Les délégués se concentreront sur la question de savoir si l'objectif de réchauffement climatique de 1,5 degré, convenu à Paris lors de la COP21 en 2015, est toujours réalisable.

En tant que tel, un « bilan » mondial des émissions de carbone sera révélé lors du sommet, et il existe un consensus croissant selon lequel « le monde est en train de perdre la course » pour atteindre l'objectif, estime Hortense Bioy, directrice de la recherche sur le développement durable chez Morningstar.

Elle pense qu'il y a une chance que l’objectif « meure dans le désert de Dubaï », après avoir été maintenu lors de la COP26 puis mis sous assistance respiratoire lors de la COP27 en Égypte l'année dernière.

En effet, les données de Morningstar montrent que 87 % des entreprises se dirigent vers une hausse de la température mondiale de 2,1 %. Les délégués et les médias du monde entier se concentreront sur le dépassement de l’objectif de Paris.

Il existe également un risque que l'objectif soit trop étroit, estime Anya Solovieva, responsable mondiale des solutions climatiques chez Morningstar Sustainalytics. Les pays de l’OCDE sont déjà alignés sur des objectifs de zéro émission nette, affirme-t-elle, donc discuter d’un niveau de 1,5 ou 1,6 degré semble plutôt réducteur.

Les périls du pessimisme

Le ton est donc déjà donné. Mais Bioy s'oppose également à un pessimisme excessif : « il est important que nous ne succombions pas au pessimisme. Le pessimisme conduit au désengagement, qui ne fait que favoriser les mauvais acteurs qui privilégient le statu quo », dit-elle.

Si le monde s'écarte du cap en termes d'objectifs, n'est-il pas temps de les assouplir et d'ajuster l'objectif de Paris vers quelque chose de plus réaliste ?

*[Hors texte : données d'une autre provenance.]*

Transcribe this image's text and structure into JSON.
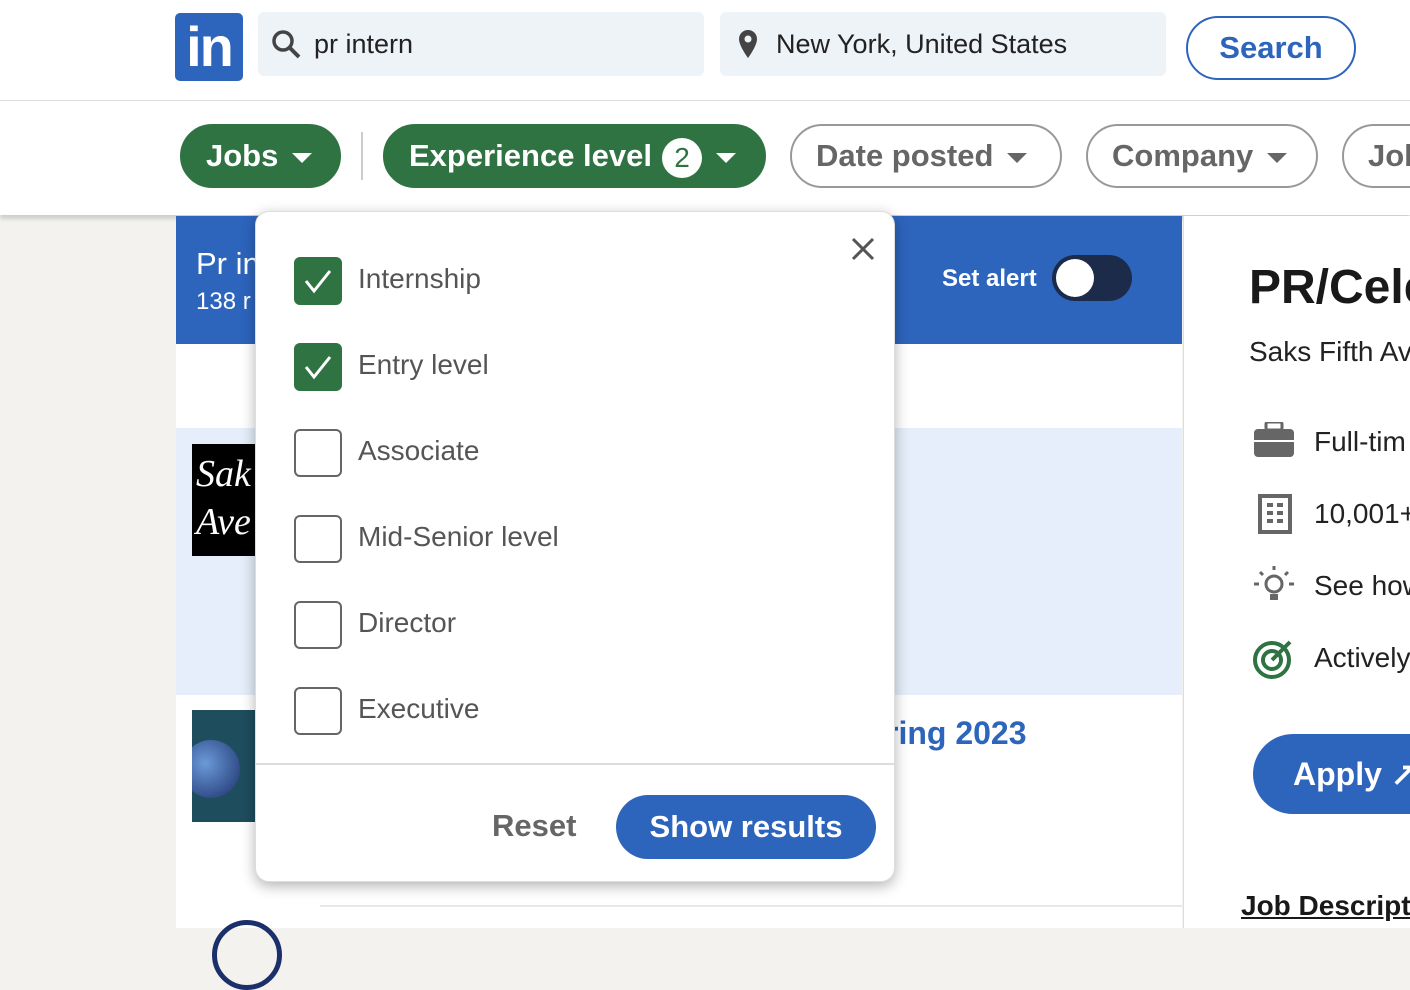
{
  "header": {
    "logo": "in",
    "search_query": "pr intern",
    "location": "New York, United States",
    "search_label": "Search"
  },
  "filters": {
    "pills": [
      {
        "label": "Jobs",
        "active": true
      },
      {
        "label": "Experience level",
        "active": true,
        "count": "2"
      },
      {
        "label": "Date posted",
        "active": false
      },
      {
        "label": "Company",
        "active": false
      },
      {
        "label": "Job",
        "active": false
      }
    ]
  },
  "results": {
    "title": "Pr in",
    "count": "138 r",
    "set_alert": "Set alert",
    "alert_on": false,
    "items": [
      {
        "logo": "Saks Fifth Avenue logo",
        "selected": true
      },
      {
        "title": "ring 2023",
        "selected": false
      }
    ]
  },
  "experience_dropdown": {
    "options": [
      {
        "label": "Internship",
        "checked": true
      },
      {
        "label": "Entry level",
        "checked": true
      },
      {
        "label": "Associate",
        "checked": false
      },
      {
        "label": "Mid-Senior level",
        "checked": false
      },
      {
        "label": "Director",
        "checked": false
      },
      {
        "label": "Executive",
        "checked": false
      }
    ],
    "reset": "Reset",
    "show_results": "Show results"
  },
  "job_detail": {
    "title": "PR/Cele",
    "company": "Saks Fifth Av",
    "insights": [
      {
        "icon": "briefcase-icon",
        "text": "Full-tim"
      },
      {
        "icon": "building-icon",
        "text": "10,001+"
      },
      {
        "icon": "lightbulb-icon",
        "text": "See how"
      },
      {
        "icon": "target-icon",
        "text": "Actively"
      }
    ],
    "apply": "Apply",
    "description_heading": "Job Descript"
  },
  "colors": {
    "brand_blue": "#2d64bc",
    "filter_green": "#2f7343",
    "selected_bg": "#e5eefa"
  }
}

Bioy estime que cela pourrait être contre-productif en termes d'effets d'entraînement sur les plans d'investissement existants et futurs. La complaisance est l’ennemi.

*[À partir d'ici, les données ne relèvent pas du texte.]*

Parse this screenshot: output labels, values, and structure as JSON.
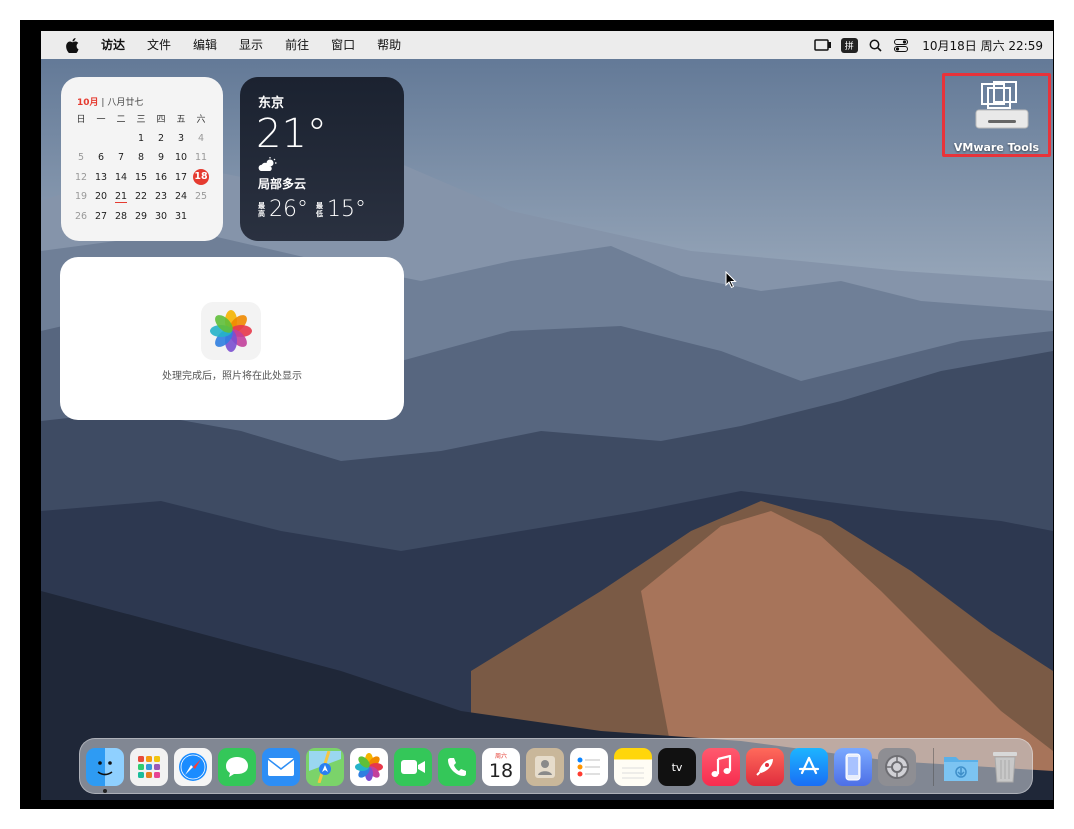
{
  "menubar": {
    "app_name": "访达",
    "menus": [
      "文件",
      "编辑",
      "显示",
      "前往",
      "窗口",
      "帮助"
    ],
    "input_method": "拼",
    "clock": "10月18日 周六  22:59"
  },
  "calendar_widget": {
    "month": "10月",
    "lunar": "八月廿七",
    "weekdays": [
      "日",
      "一",
      "二",
      "三",
      "四",
      "五",
      "六"
    ],
    "weeks": [
      [
        "",
        "",
        "",
        "1",
        "2",
        "3",
        "4"
      ],
      [
        "5",
        "6",
        "7",
        "8",
        "9",
        "10",
        "11"
      ],
      [
        "12",
        "13",
        "14",
        "15",
        "16",
        "17",
        "18"
      ],
      [
        "19",
        "20",
        "21",
        "22",
        "23",
        "24",
        "25"
      ],
      [
        "26",
        "27",
        "28",
        "29",
        "30",
        "31",
        ""
      ]
    ],
    "today": "18"
  },
  "weather_widget": {
    "city": "东京",
    "temperature": "21°",
    "condition": "局部多云",
    "high_label": "最高",
    "high": "26°",
    "low_label": "最低",
    "low": "15°"
  },
  "photos_widget": {
    "message": "处理完成后，照片将在此处显示"
  },
  "desktop": {
    "vmware_label": "VMware Tools"
  },
  "dock": {
    "calendar_weekday": "周六",
    "calendar_day": "18",
    "apps": [
      "finder-icon",
      "launchpad-icon",
      "safari-icon",
      "messages-icon",
      "mail-icon",
      "maps-icon",
      "photos-icon",
      "facetime-icon",
      "phone-icon",
      "calendar-icon",
      "contacts-icon",
      "reminders-icon",
      "notes-icon",
      "appletv-icon",
      "music-icon",
      "rocket-icon",
      "appstore-icon",
      "iphone-mirroring-icon",
      "system-settings-icon",
      "downloads-folder-icon",
      "trash-icon"
    ]
  },
  "colors": {
    "accent_red": "#e53b30",
    "highlight_box": "#e8333a"
  }
}
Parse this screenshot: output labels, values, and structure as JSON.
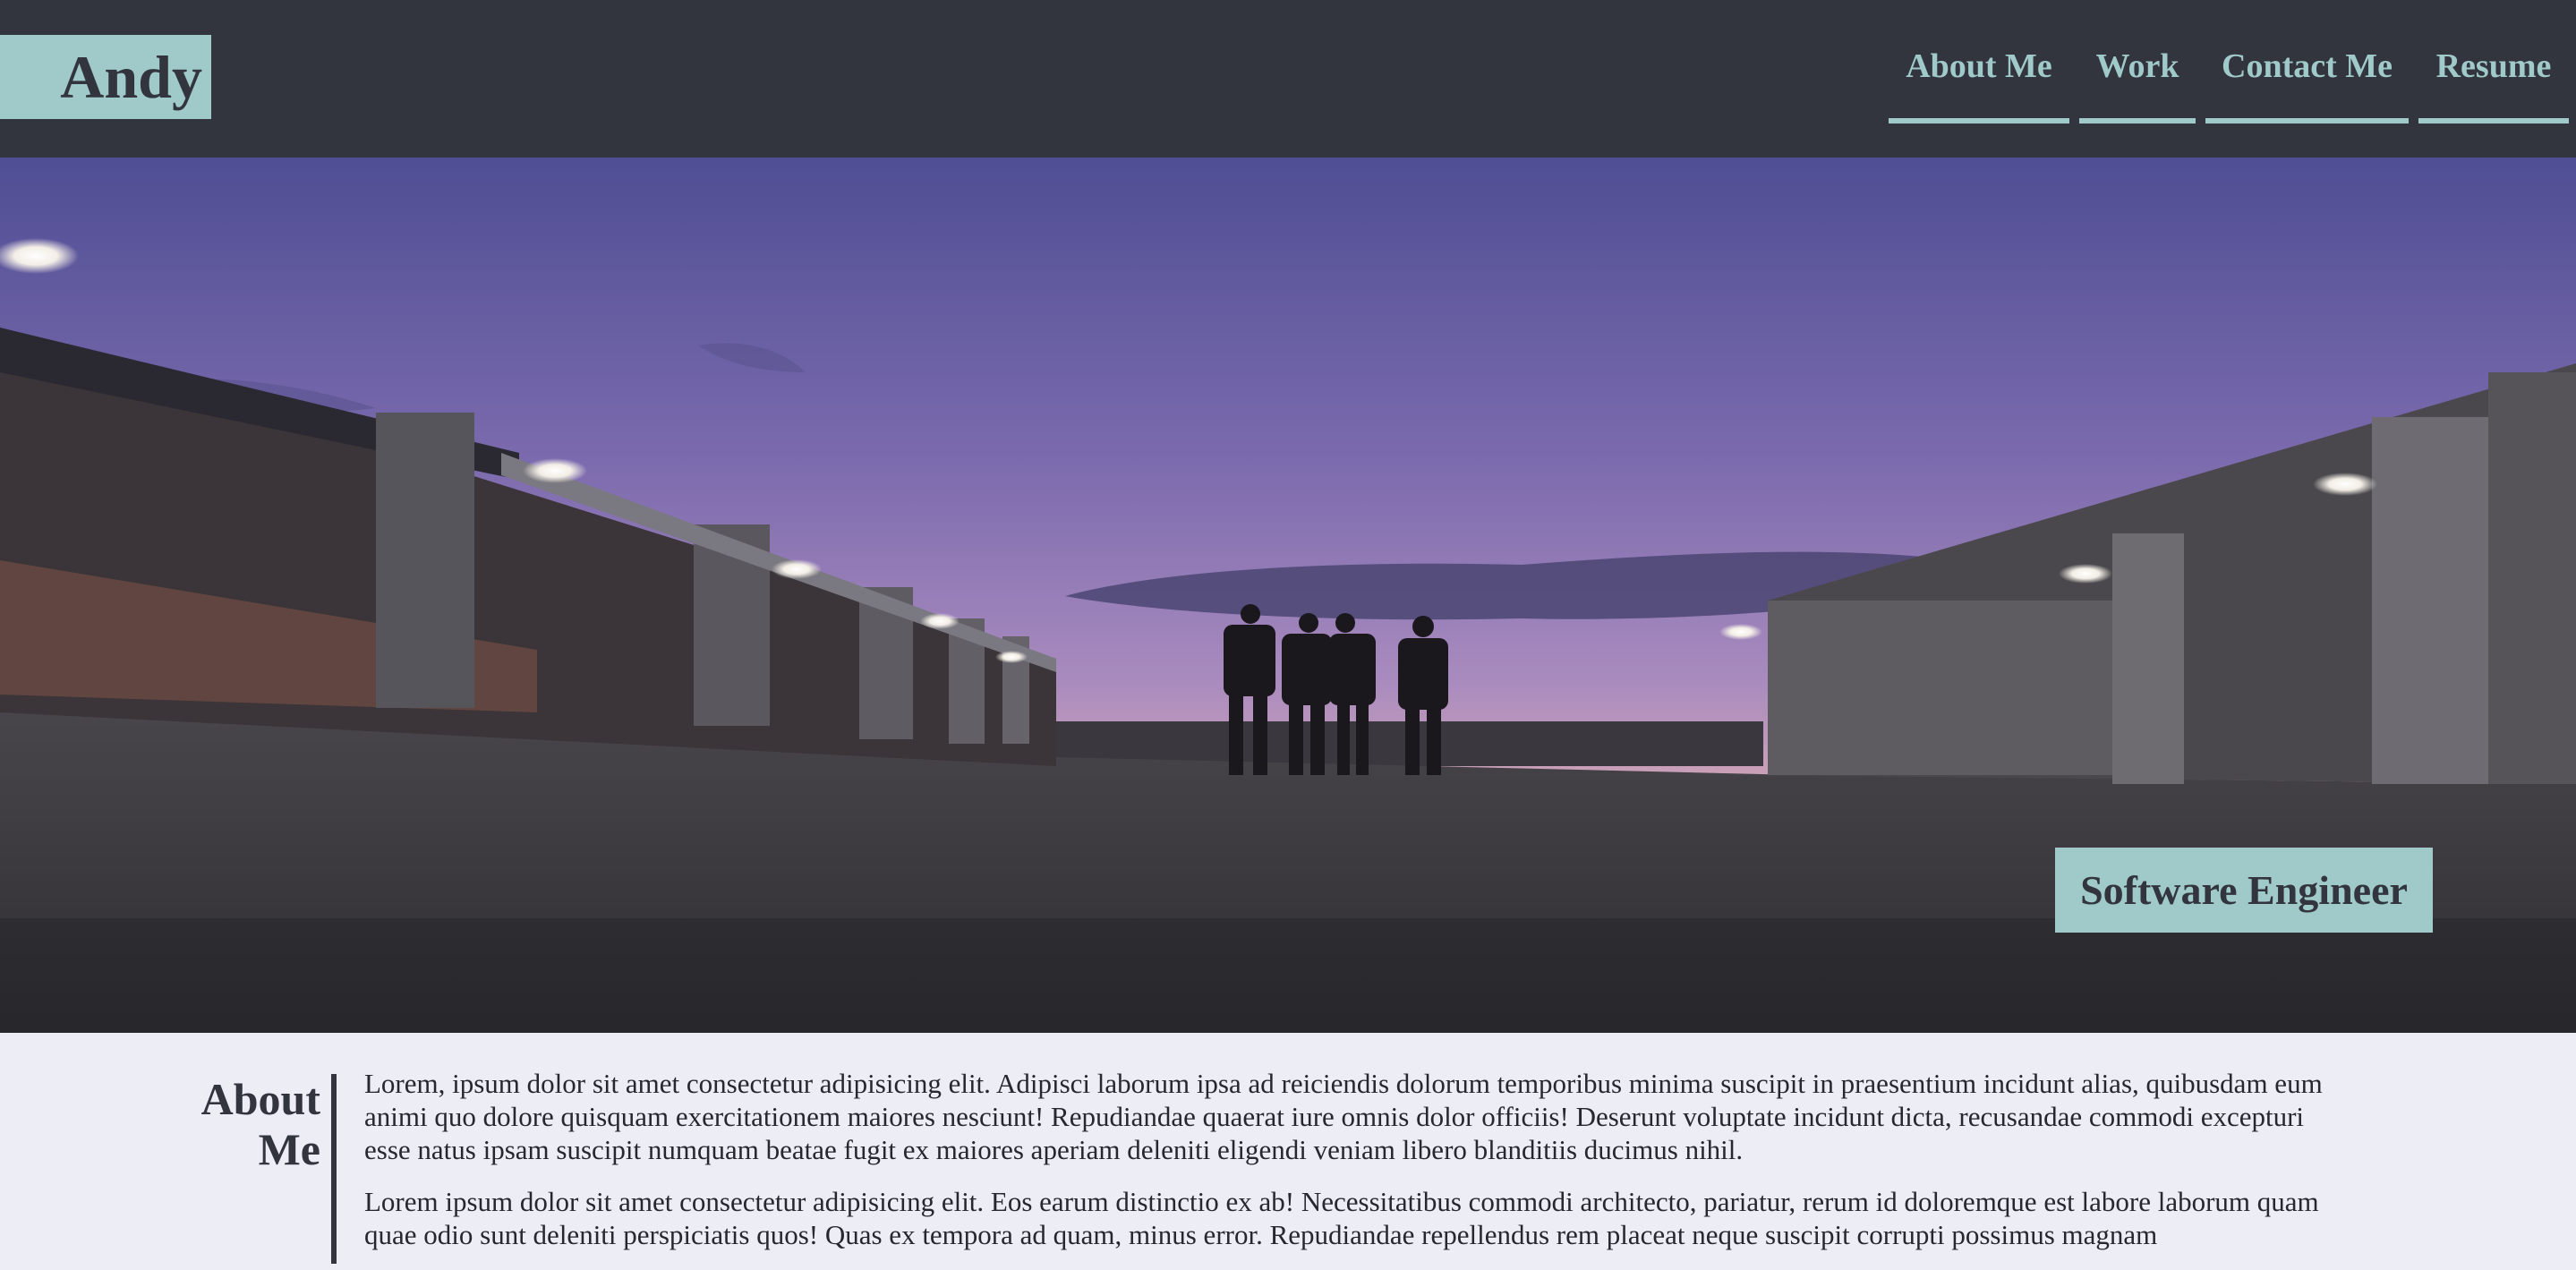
{
  "header": {
    "logo_text": "Andy",
    "nav": [
      {
        "label": "About Me"
      },
      {
        "label": "Work"
      },
      {
        "label": "Contact Me"
      },
      {
        "label": "Resume"
      }
    ]
  },
  "hero": {
    "image_description_icon": "rooftop-parking-dusk-photo",
    "role": "Software Engineer"
  },
  "about": {
    "heading_line1": "About",
    "heading_line2": "Me",
    "paragraphs": [
      "Lorem, ipsum dolor sit amet consectetur adipisicing elit. Adipisci laborum ipsa ad reiciendis dolorum temporibus minima suscipit in praesentium incidunt alias, quibusdam eum animi quo dolore quisquam exercitationem maiores nesciunt! Repudiandae quaerat iure omnis dolor officiis! Deserunt voluptate incidunt dicta, recusandae commodi excepturi esse natus ipsam suscipit numquam beatae fugit ex maiores aperiam deleniti eligendi veniam libero blanditiis ducimus nihil.",
      "Lorem ipsum dolor sit amet consectetur adipisicing elit. Eos earum distinctio ex ab! Necessitatibus commodi architecto, pariatur, rerum id doloremque est labore laborum quam quae odio sunt deleniti perspiciatis quos! Quas ex tempora ad quam, minus error. Repudiandae repellendus rem placeat neque suscipit corrupti possimus magnam"
    ]
  },
  "colors": {
    "header_bg": "#32353D",
    "accent": "#A0C9C9",
    "page_bg": "#ECEDF5"
  }
}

« Un changement de cap pourrait amener le secteur privé à retarder les investissements nécessaires pour décarboner plus rapidement ses entreprises », affirme-t-elle.

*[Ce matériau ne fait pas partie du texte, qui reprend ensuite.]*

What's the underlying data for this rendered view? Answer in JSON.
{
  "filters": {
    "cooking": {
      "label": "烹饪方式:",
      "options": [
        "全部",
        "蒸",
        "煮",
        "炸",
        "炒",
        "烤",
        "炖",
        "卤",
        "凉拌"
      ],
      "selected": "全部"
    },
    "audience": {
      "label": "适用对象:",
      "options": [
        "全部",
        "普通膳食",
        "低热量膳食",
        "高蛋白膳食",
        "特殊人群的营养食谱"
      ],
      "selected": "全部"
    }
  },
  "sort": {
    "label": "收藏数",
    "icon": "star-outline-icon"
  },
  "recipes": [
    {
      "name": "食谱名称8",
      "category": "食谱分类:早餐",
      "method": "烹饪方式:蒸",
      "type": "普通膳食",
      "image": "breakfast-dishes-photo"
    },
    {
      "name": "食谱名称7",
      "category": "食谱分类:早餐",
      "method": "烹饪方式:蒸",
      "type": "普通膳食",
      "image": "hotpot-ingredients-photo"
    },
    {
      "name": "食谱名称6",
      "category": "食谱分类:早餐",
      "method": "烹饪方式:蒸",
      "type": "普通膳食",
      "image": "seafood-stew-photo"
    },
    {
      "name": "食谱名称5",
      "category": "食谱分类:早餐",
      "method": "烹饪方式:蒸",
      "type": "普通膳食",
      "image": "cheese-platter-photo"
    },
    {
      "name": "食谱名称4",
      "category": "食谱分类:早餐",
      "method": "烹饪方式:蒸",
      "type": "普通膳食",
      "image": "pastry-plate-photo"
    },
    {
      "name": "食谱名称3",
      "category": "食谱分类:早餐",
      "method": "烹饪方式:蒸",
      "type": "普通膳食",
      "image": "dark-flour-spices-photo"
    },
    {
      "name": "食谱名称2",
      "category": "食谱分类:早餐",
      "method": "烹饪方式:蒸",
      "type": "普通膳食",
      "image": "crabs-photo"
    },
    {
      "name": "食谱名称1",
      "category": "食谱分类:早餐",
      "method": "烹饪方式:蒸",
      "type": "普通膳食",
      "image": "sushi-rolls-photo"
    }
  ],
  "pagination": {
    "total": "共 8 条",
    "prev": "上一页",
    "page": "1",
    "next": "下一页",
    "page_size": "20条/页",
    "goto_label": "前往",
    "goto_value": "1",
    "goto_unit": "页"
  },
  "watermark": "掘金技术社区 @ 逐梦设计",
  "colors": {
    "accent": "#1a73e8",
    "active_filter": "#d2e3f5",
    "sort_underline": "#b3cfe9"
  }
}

Et cela inclut des développements technologiques tels que le captage, le stockage et le captage direct de l’air (DAC), qui impliquent l’élimination du CO2 de l’atmosphère. Même le secteur des combustibles fossiles exige davantage d’investissements pour gérer la transition.

Les entreprises ont encore le temps d’investir dans les technologies à faibles émissions de carbone, affirme-t-elle.

Parlons affaires

Les récents sommets de la COP ont souligné à plusieurs reprises l’importance des entreprises et de la finance pour atteindre le zéro net.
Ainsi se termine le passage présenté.